For almost two decades, U.S. military commanders have assured the public they are making progress on the cornerstone of their war strategy: to build a strong Afghan army and police force that can defend the country on their own. But in a trove of confidential government interviews obtained by The Washington Post, U.S., NATO and Afghan officials described the Afghan security forces as incompetent, unmotivated, poorly trained, corrupt and riddled with deserters and infiltrators.

 Read more: https://wapo.st/38ICZKG

 Excerpts:



  • Ryan Crocker, a former U.S. ambassador to Kabul, told government interviewers that the Afghan police were ineffective “not because they’re out-gunned or out-manned. It’s because they are useless as a security force and they’re useless as a security force because they are corrupt down to the patrol level.”
  • Victor Glaviano, who worked with the Afghan army as a U.S. combat adviser from 2007 to 2008, called the soldiers “stealing fools” who habitually looted equipment supplied by the Pentagon.
  • One U.S. Special Forces trainer told government interviewers that the Afghans mistook urinals in the barracks as drinking fountains.
  • Another U.S. trainer said he had to teach conscripts basic human anatomy: “They didn’t understand how a tourniquet could help stop bleeding if you’re not even putting it over the wound.”
  • Petty corruption was rampant.

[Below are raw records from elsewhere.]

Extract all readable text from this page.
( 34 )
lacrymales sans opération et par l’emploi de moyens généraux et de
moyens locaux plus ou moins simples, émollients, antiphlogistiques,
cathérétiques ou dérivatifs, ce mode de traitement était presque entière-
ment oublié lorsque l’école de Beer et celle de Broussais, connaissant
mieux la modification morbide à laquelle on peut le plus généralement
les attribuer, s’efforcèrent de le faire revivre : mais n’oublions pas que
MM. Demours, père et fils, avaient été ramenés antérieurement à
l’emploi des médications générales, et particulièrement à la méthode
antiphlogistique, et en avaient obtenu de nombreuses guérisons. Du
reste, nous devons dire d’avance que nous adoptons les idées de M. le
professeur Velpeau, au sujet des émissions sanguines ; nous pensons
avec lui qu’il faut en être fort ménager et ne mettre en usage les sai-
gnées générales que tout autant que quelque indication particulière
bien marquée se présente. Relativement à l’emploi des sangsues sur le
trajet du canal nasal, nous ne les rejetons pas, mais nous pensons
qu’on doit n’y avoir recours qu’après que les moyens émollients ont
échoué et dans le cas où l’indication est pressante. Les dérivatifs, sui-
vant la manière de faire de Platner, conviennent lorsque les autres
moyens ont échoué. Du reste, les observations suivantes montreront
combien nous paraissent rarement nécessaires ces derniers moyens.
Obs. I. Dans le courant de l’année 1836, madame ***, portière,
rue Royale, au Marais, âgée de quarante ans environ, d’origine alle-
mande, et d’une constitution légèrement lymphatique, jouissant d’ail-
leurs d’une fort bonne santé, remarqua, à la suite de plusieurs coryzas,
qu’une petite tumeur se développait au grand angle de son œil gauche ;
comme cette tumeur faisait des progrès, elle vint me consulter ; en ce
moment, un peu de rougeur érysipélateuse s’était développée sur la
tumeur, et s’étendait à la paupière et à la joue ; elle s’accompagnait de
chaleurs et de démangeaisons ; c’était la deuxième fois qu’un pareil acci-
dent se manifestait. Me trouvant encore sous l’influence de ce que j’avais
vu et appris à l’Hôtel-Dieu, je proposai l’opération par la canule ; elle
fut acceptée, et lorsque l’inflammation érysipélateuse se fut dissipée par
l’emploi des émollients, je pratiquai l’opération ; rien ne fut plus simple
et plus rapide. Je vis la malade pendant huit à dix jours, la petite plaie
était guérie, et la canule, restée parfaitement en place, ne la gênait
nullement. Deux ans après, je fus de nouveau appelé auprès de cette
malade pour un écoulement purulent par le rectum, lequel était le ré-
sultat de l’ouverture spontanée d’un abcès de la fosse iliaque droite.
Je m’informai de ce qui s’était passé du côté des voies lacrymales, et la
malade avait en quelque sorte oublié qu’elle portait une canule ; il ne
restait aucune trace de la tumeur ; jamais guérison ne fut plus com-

In a 2015 Lessons Learned interview, an unnamed U.N. official described how Afghan police recruits would undergo two weeks of training, “get their uniforms, then go back to the province and sell them.” Unworried that they might get in trouble, he said, many would reenlist and “come back to do it again.”
  • “The less they behaved, the more money we threw at them,” a former U.S. official told government interviewers in 2015. “There was no real incentive to reform.”
  • One U.S. military adviser assigned to the Afghan air force told government interviewers that “Afghans would come to them with ‘pilot wings’ that they found or purchased, claiming to be pilots but having no flight experience.”
  • One unnamed U.S. military official told government interviewers in 2016 that about a third of the local police “seemed to be drug addicts or Taliban.”
  • Since 2002, the United States has allocated more than $83 billion in security assistance to Afghanistan, a sum that dwarfs the defense budgets of other developing nations. Yet after almost two decades of help from Washington, the Afghan army and police are still too weak to fend off the Taliban, the Islamic State and other insurgents without U.S. military backup.
  • Zalmay Khalilzad said the Afghan government wanted Washington to pay for security forces of 100,000 to 120,000. But he said in a Lessons Learned interview that Donald Rumsfeld drew a hard line and held the training program “hostage” until the Afghans agreed to the 50,000 cap, which led to long delays…“So we were fighting in 2002, 2003 about those sort of numbers,” Khalilzad told government interviewers, saying it was apparent more Afghan forces were required. “Now we’re talking about God knows what, 300,000 or whatever.”